First off, delta-v measures a change in velocity, which implies motion relative to some point.  An object in linear motion must move relative to something besides it self.

Secondly, delta-v is a velocity change not an energy change.  True energy changes, but to know how much it changed you need to know both the delta-v (velocity change) and either the initial or the final velocity.

The reason a given velocity change is not enough to compute an energy change, is that energy is calculated from the square of the velocity.

Kinetic energy calculation
 J/Kg = .5v^2

Delta-v 1000m/s
Initial velocity zero m/s, change in kinetic energy in J/Kg = .5(1000) ^2 = 500,000J/Kg
Initial velocity +1000 m/s, change in kinetic energy in J/Kg = .5(2000) ^2 - .5(1000) ^2
= 1,500,000J/Kg
Initial velocity -1000m/s, change in kinetic energy in J/Kg = -500,000J/Kg
Initial velocity +10^5m/s, change in kinetic energy = .5(101,000) ^2- .5(100,000) ^2
= 100,500,000J/Kg

Energy is measured in Force acting over a distance like, Newton Meters, or in pound feet.
So to calculate mechanical energy we must know both force and the distance over which it acts.

Let us assume a one Newton thrust rocket motor with one second duration attached to a large mass so that we can simplify by neglecting acceleration in our calculation.
If our rocket moves 10m/s then we can calculate the energy imparted by our rocket motor as 10m/s*1s*1N = 10 Nm = 10J at a power of 10W
However if our rocket moves at 1,000m/s then our calculation becomes:
1,000m/s*1s*1N = 1,000Nm = 1,000J at a power of one KW


According to the law of conservation of energy, energy can not be either created or destroyed.  So where did the extra energy come from?  The answer is that it came from the kinetic energy in the propellant.

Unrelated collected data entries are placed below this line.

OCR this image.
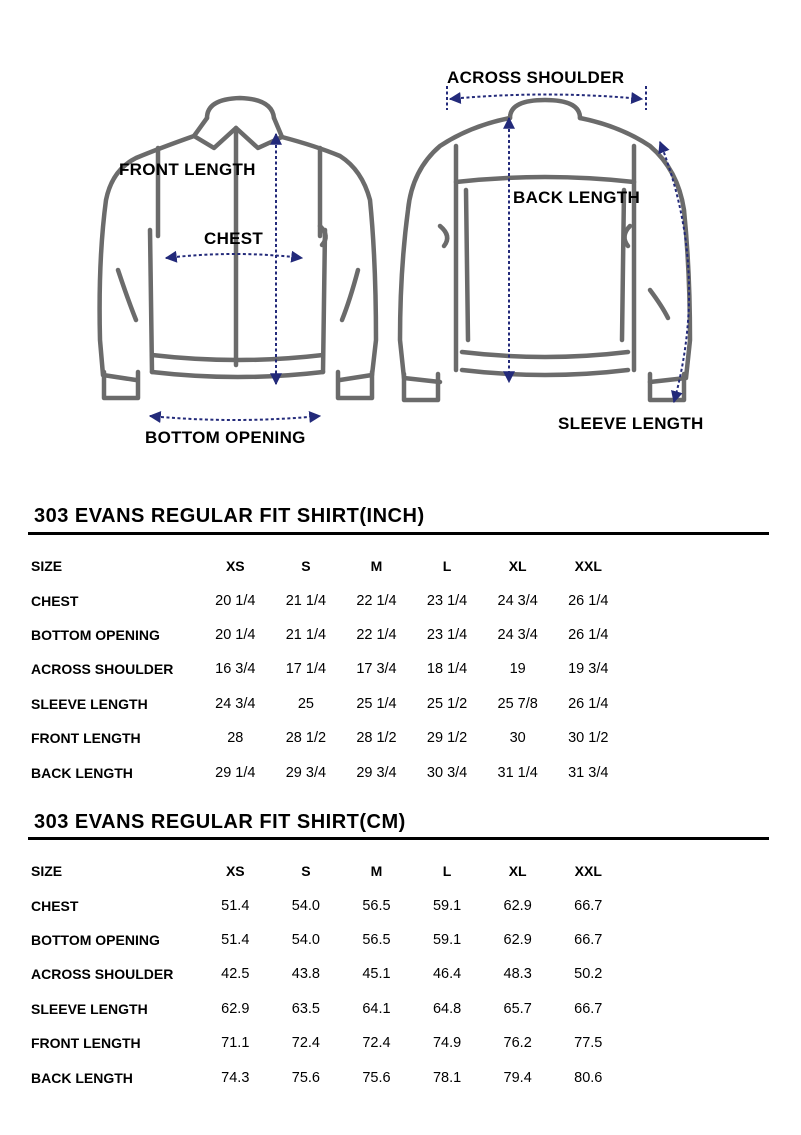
FRONT LENGTH
CHEST
BOTTOM OPENING
ACROSS SHOULDER
BACK LENGTH
SLEEVE LENGTH
303 EVANS REGULAR FIT SHIRT(INCH)
SIZE	XS	S	M	L	XL	XXL
CHEST	20 1/4	21 1/4	22 1/4	23 1/4	24 3/4	26 1/4
BOTTOM OPENING	20 1/4	21 1/4	22 1/4	23 1/4	24 3/4	26 1/4
ACROSS SHOULDER	16 3/4	17 1/4	17 3/4	18 1/4	19	19 3/4
SLEEVE LENGTH	24 3/4	25	25 1/4	25 1/2	25 7/8	26 1/4
FRONT LENGTH	28	28 1/2	28 1/2	29 1/2	30	30 1/2
BACK LENGTH	29 1/4	29 3/4	29 3/4	30 3/4	31 1/4	31 3/4
303 EVANS REGULAR FIT SHIRT(CM)
SIZE	XS	S	M	L	XL	XXL
CHEST	51.4	54.0	56.5	59.1	62.9	66.7
BOTTOM OPENING	51.4	54.0	56.5	59.1	62.9	66.7
ACROSS SHOULDER	42.5	43.8	45.1	46.4	48.3	50.2
SLEEVE LENGTH	62.9	63.5	64.1	64.8	65.7	66.7
FRONT LENGTH	71.1	72.4	72.4	74.9	76.2	77.5
BACK LENGTH	74.3	75.6	75.6	78.1	79.4	80.6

The kinetic energy in the propellant in the tank of a rocket moving at 1,000m/s relative to our fixed point is 5*10^5J/Kg 
Let us assume that we have a rocket with an exhaust velocity of 500m/s
That means that it will take 125,000J/Kg to accelerate the propellant 500m/s relative to the rocket. But that propellant was moving at 1,000m/s relative to our fixed point so its initial kinetic energy was 5*10^5J/Kg.
The expelled propellant is now moving at 500m/s relative to our fixed reference point so it now has 125,000J/Kg kinetic energy.  So our propellant gave up (5*10^5-1.25*10^5) = 3.75*10^5J/Kg of its kinetic energy, which is three times the energy expended in expelling the propellant.

P.S.
I first learned about optimum energy exhaust velocities from one of Dr Robert Forward’s books, unfortunately I forget which book but I remember the topic was discussed in a chapter on antimatter rockets.
Joshua D. Benner Associate in Arts and Sciences in General Science

Offline Bob B.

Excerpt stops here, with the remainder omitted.